Tabutun kapağı kaldırıldığında aura katlanarak güçlendi. Damien, auranın katıksız basıncı nedeniyle kendisine bir kamyon çarpmış gibi hissetti.
Swoosh!
Tabuttan bir şey çıktı ve Damien'ın yüzüne doğru patladı.
“vay be!”
Hemen ışınlandı ama bilinmeyen nesne de aynı hızla onu takip etti.
Swish! Swish! Swish!
Bilinmeyen nesne onu takip ederken etrafındaki hava kesildi. Ne olduğunu bilmiyordu ama eğer ona çarparsa kolayca yaralanacağını biliyordu.
'Derimi kesmek o kadar kolay değil…bu şey nedir?'
Damien uzaysal katmanlara karıştı ve saldıran nesneyi gözlemlemeye çalıştı. Ama bunu yapmaya çalıştığında…
vızıldamak!
“Ne oluyor be?!”
Nesne onu uzaysal katmanlara kadar kovaladı. Uzay uygulayıcısı olmadığı sürece uzaysal katmanları algılamak dahi imkânsız olmalıdır. Ne kadar güçlü olursa olsun bu gerçek geçerliliğini koruyordu.
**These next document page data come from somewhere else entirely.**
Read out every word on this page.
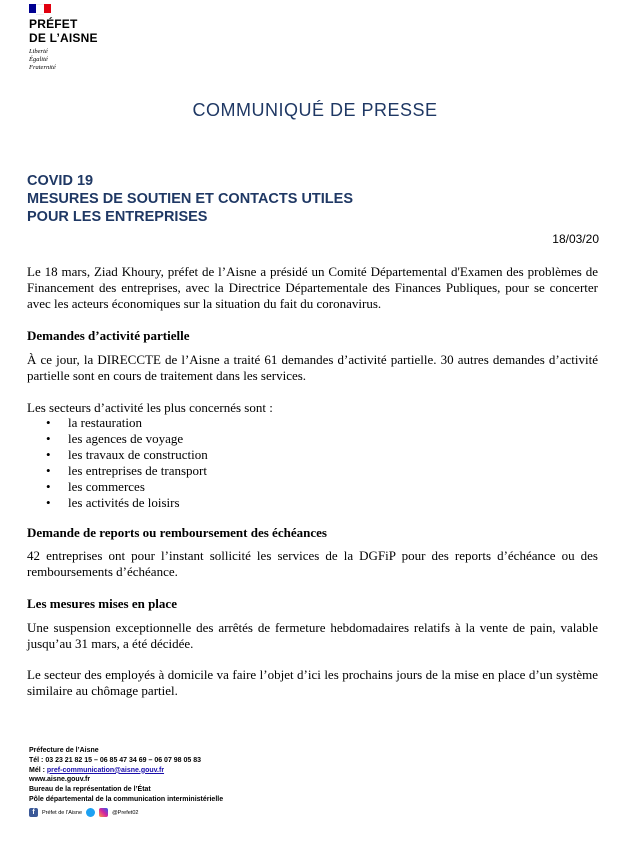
PRÉFET
DE L’AISNE
Liberté
Égalité
Fraternité
COMMUNIQUÉ DE PRESSE
COVID 19
MESURES DE SOUTIEN ET CONTACTS UTILES
POUR LES ENTREPRISES
18/03/20

Le 18 mars, Ziad Khoury, préfet de l’Aisne a présidé un Comité Départemental d'Examen des problèmes de Financement des entreprises, avec la Directrice Départementale des Finances Publiques, pour se concerter avec les acteurs économiques sur la situation du fait du coronavirus.

Demandes d’activité partielle

À ce jour, la DIRECCTE de l’Aisne a traité 61 demandes d’activité partielle. 30 autres demandes d’activité partielle sont en cours de traitement dans les services.

Les secteurs d’activité les plus concernés sont :
• la restauration
• les agences de voyage
• les travaux de construction
• les entreprises de transport
• les commerces
• les activités de loisirs
Demande de reports ou remboursement des échéances

42 entreprises ont pour l’instant sollicité les services de la DGFiP pour des reports d’échéance ou des remboursements d’échéance.

Les mesures mises en place

Une suspension exceptionnelle des arrêtés de fermeture hebdomadaires relatifs à la vente de pain, valable jusqu’au 31 mars, a été décidée.

Le secteur des employés à domicile va faire l’objet d’ici les prochains jours de la mise en place d’un système similaire au chômage partiel.

Préfecture de l’Aisne
Tél : 03 23 21 82 15 – 06 85 47 34 69 – 06 07 98 05 83
Mél : pref-communication@aisne.gouv.fr
www.aisne.gouv.fr
Bureau de la représentation de l’État
Pôle départemental de la communication interministérielle
f	Préfet de l’Aisne	@Prefet02
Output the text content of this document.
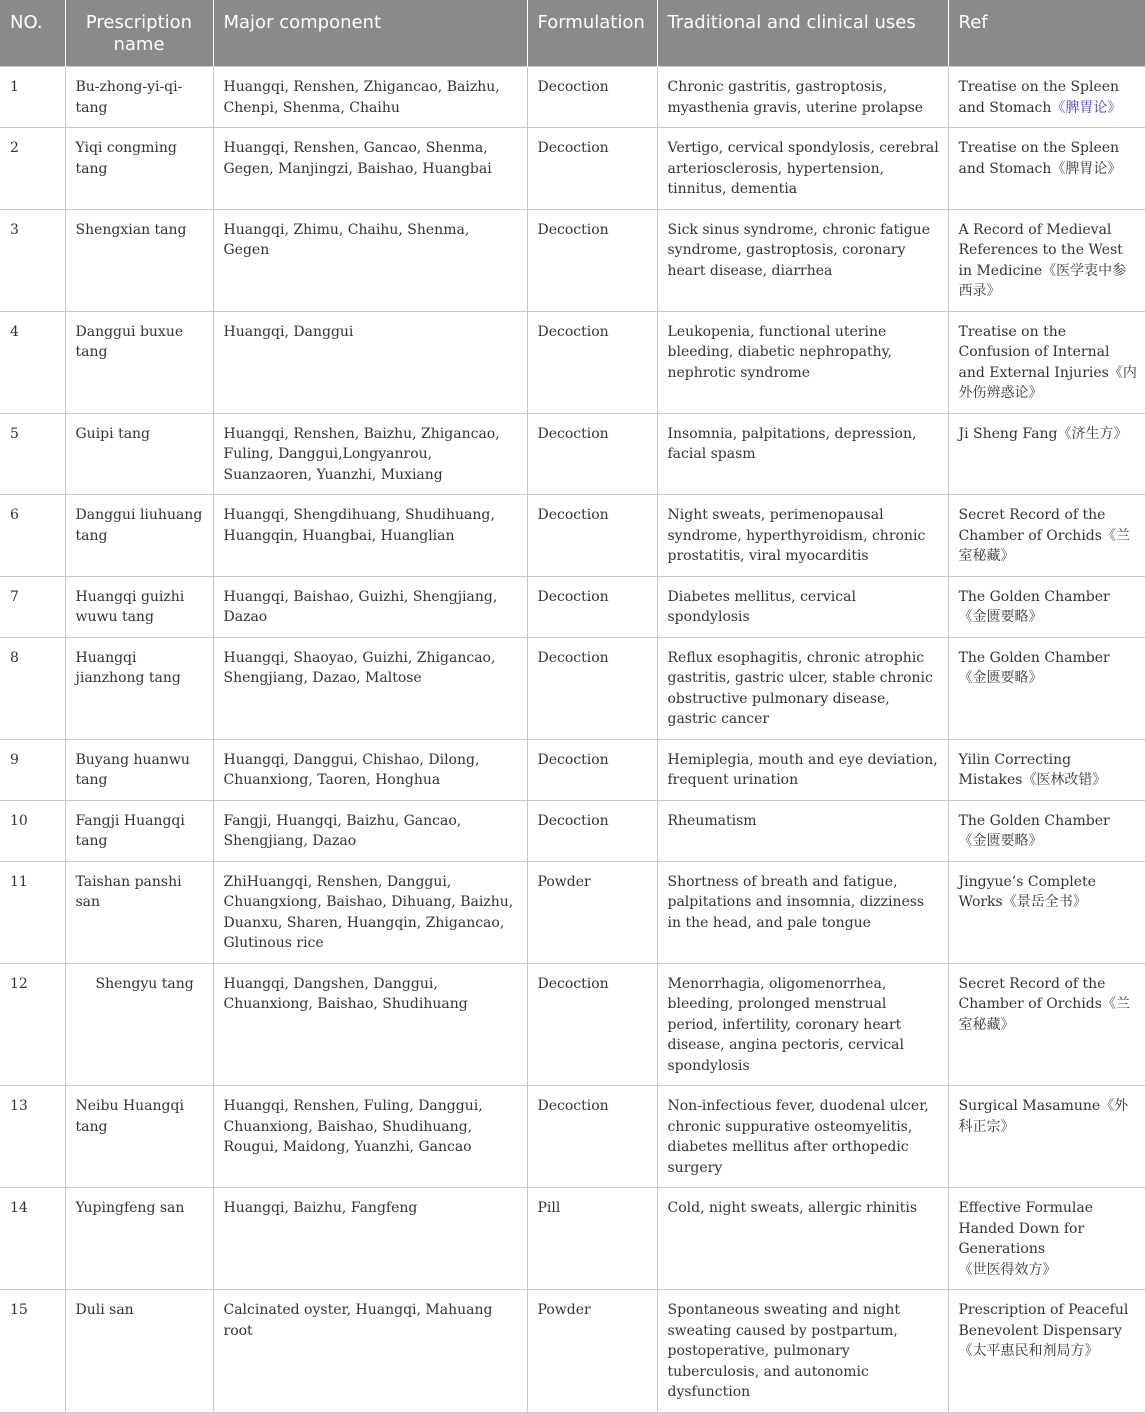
NO.	Prescription name	Major component	Formulation	Traditional and clinical uses	Ref
1	Bu-zhong-yi-qi-tang	Huangqi, Renshen, Zhigancao, Baizhu, Chenpi, Shenma, Chaihu	Decoction	Chronic gastritis, gastroptosis, myasthenia gravis, uterine prolapse	Treatise on the Spleen and Stomach《脾胃论》
2	Yiqi congming tang	Huangqi, Renshen, Gancao, Shenma, Gegen, Manjingzi, Baishao, Huangbai	Decoction	Vertigo, cervical spondylosis, cerebral arteriosclerosis, hypertension, tinnitus, dementia	Treatise on the Spleen and Stomach《脾胃论》
3	Shengxian tang	Huangqi, Zhimu, Chaihu, Shenma, Gegen	Decoction	Sick sinus syndrome, chronic fatigue syndrome, gastroptosis, coronary heart disease, diarrhea	A Record of Medieval References to the West in Medicine《医学衷中参西录》
4	Danggui buxue tang	Huangqi, Danggui	Decoction	Leukopenia, functional uterine bleeding, diabetic nephropathy, nephrotic syndrome	Treatise on the Confusion of Internal and External Injuries《内外伤辨惑论》
5	Guipi tang	Huangqi, Renshen, Baizhu, Zhigancao, Fuling, Danggui,Longyanrou, Suanzaoren, Yuanzhi, Muxiang	Decoction	Insomnia, palpitations, depression, facial spasm	Ji Sheng Fang《济生方》
6	Danggui liuhuang tang	Huangqi, Shengdihuang, Shudihuang, Huangqin, Huangbai, Huanglian	Decoction	Night sweats, perimenopausal syndrome, hyperthyroidism, chronic prostatitis, viral myocarditis	Secret Record of the Chamber of Orchids《兰室秘藏》
7	Huangqi guizhi wuwu tang	Huangqi, Baishao, Guizhi, Shengjiang, Dazao	Decoction	Diabetes mellitus, cervical spondylosis	The Golden Chamber《金匮要略》
8	Huangqi jianzhong tang	Huangqi, Shaoyao, Guizhi, Zhigancao, Shengjiang, Dazao, Maltose	Decoction	Reflux esophagitis, chronic atrophic gastritis, gastric ulcer, stable chronic obstructive pulmonary disease, gastric cancer	The Golden Chamber《金匮要略》
9	Buyang huanwu tang	Huangqi, Danggui, Chishao, Dilong, Chuanxiong, Taoren, Honghua	Decoction	Hemiplegia, mouth and eye deviation, frequent urination	Yilin Correcting Mistakes《医林改错》
10	Fangji Huangqi tang	Fangji, Huangqi, Baizhu, Gancao, Shengjiang, Dazao	Decoction	Rheumatism	The Golden Chamber《金匮要略》
11	Taishan panshi san	ZhiHuangqi, Renshen, Danggui, Chuangxiong, Baishao, Dihuang, Baizhu, Duanxu, Sharen, Huangqin, Zhigancao, Glutinous rice	Powder	Shortness of breath and fatigue, palpitations and insomnia, dizziness in the head, and pale tongue	Jingyue’s Complete Works《景岳全书》
12	Shengyu tang	Huangqi, Dangshen, Danggui, Chuanxiong, Baishao, Shudihuang	Decoction	Menorrhagia, oligomenorrhea, bleeding, prolonged menstrual period, infertility, coronary heart disease, angina pectoris, cervical spondylosis	Secret Record of the Chamber of Orchids《兰室秘藏》
13	Neibu Huangqi tang	Huangqi, Renshen, Fuling, Danggui, Chuanxiong, Baishao, Shudihuang, Rougui, Maidong, Yuanzhi, Gancao	Decoction	Non-infectious fever, duodenal ulcer, chronic suppurative osteomyelitis, diabetes mellitus after orthopedic surgery	Surgical Masamune《外科正宗》
14	Yupingfeng san	Huangqi, Baizhu, Fangfeng	Pill	Cold, night sweats, allergic rhinitis	Effective Formulae Handed Down for Generations《世医得效方》
15	Duli san	Calcinated oyster, Huangqi, Mahuang root	Powder	Spontaneous sweating and night sweating caused by postpartum, postoperative, pulmonary tuberculosis, and autonomic dysfunction	Prescription of Peaceful Benevolent Dispensary《太平惠民和剂局方》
Güçlü uzmanlar, mekânsal katmanların varlığını algılasalar ve bu katmanlardan geçen insanları algılasalar bile, mekânsal katmanlara kendileri giremiyor ve algılayamıyorlardı.
Ancak Damien şu anda uzaysal katmanların bile güvende olmadığı bir durumu yaşıyordu. Ne kadar ışınlanırsa ışınlansın, bilinmeyen nesne onun peşinden koşuyordu. Sudaki bir balık gibi mekânsal katmanlara özgürce girip çıkıyordu.
“Kaçamıyorum!”
Damien yumruğunu void Flames ile kapladı ve yumruk attı.
Bum!
Nesne parmak eklemlerinin arasındaki boşluğu deldi ve elini ikiye böldü.
“Kahretsin!”
Damien'ın eli hızla iyileşti ama çoktan hazırlıksız yakalanmıştı. Bir yumruğunu daha ileri atmaya fırsat bulamadan, nesne imkansız bir şekilde yolunu değiştirmiş ve doğrudan göğsünün önüne gelmişti.
Nesne onu ezmeye çalışarak ilerlemeye devam etti ama Damien anında ejderha soyunu etkinleştirdi ve dönüştü.
Çıngırak!
Nesne pullarına çarptığında donuk bir ses çınladı. Hala delip geçebilmesine rağmen, büyük bir çaba gerektirdi.
ve yavaşladığı o anda, Damien sonunda onun görünüşünü görebilmişti.
Açıktı, neredeyse şeffaftı. Sanki camdan oyulmuş gibiydi. Ancak narin camın aksine, gövdesi Damien'ın ejderha pullarıyla çatışacak ve hatta onları yenebilecek kadar sağlamdı.
Tepeden tırnağa yaklaşık 1,5 metre uzunluğundaydı. Muhafızın şekli gökyüzünde süzülen bir ejderhaya benziyordu ve Damien'ın geçmişte gördüğü bıçaklardan çok daha benzersiz bir şekle sahip tek kenarlı bir bıçağa sahipti.
Damien'ın ona imrenmesine neden olan gerçekten güzel bir kılıçtı ama ona istediği gibi hayran olması için fazla zaman verilmedi.
Sonuçta kılıç şu anda ciddi bir şekilde onu öldürmeye çalışıyordu.
'Anlıyorum. Bu duruşma mı? Böylesine vahşi bir kılıcı evcilleştirmek…ne harika zamanlama!'
Kılıcı yakın zamanda Polius'a karşı verdiği savaşta kırılmıştı. En utanç verici kısmı ise kendi saldırısının stresi altında kırılmış olmasıydı.
Bu onun kendi hatasıydı. Diğer kılıçları yuttuğu sürece büyüyebilen bir kılıcı vardı ama onu hiçbir zaman doğru düzgün beslememişti.
Önündeki bıçağa bakan Damien, onu elde etmek için yadsınamaz bir istek duydu.
“Merak etme. Seni yakında fethedeceğim. ve sonuncusunda yaptığımın aksine, sana iyi davranacağım. O yüzden sakin ol ve itaatkar bir şekilde benim ol!”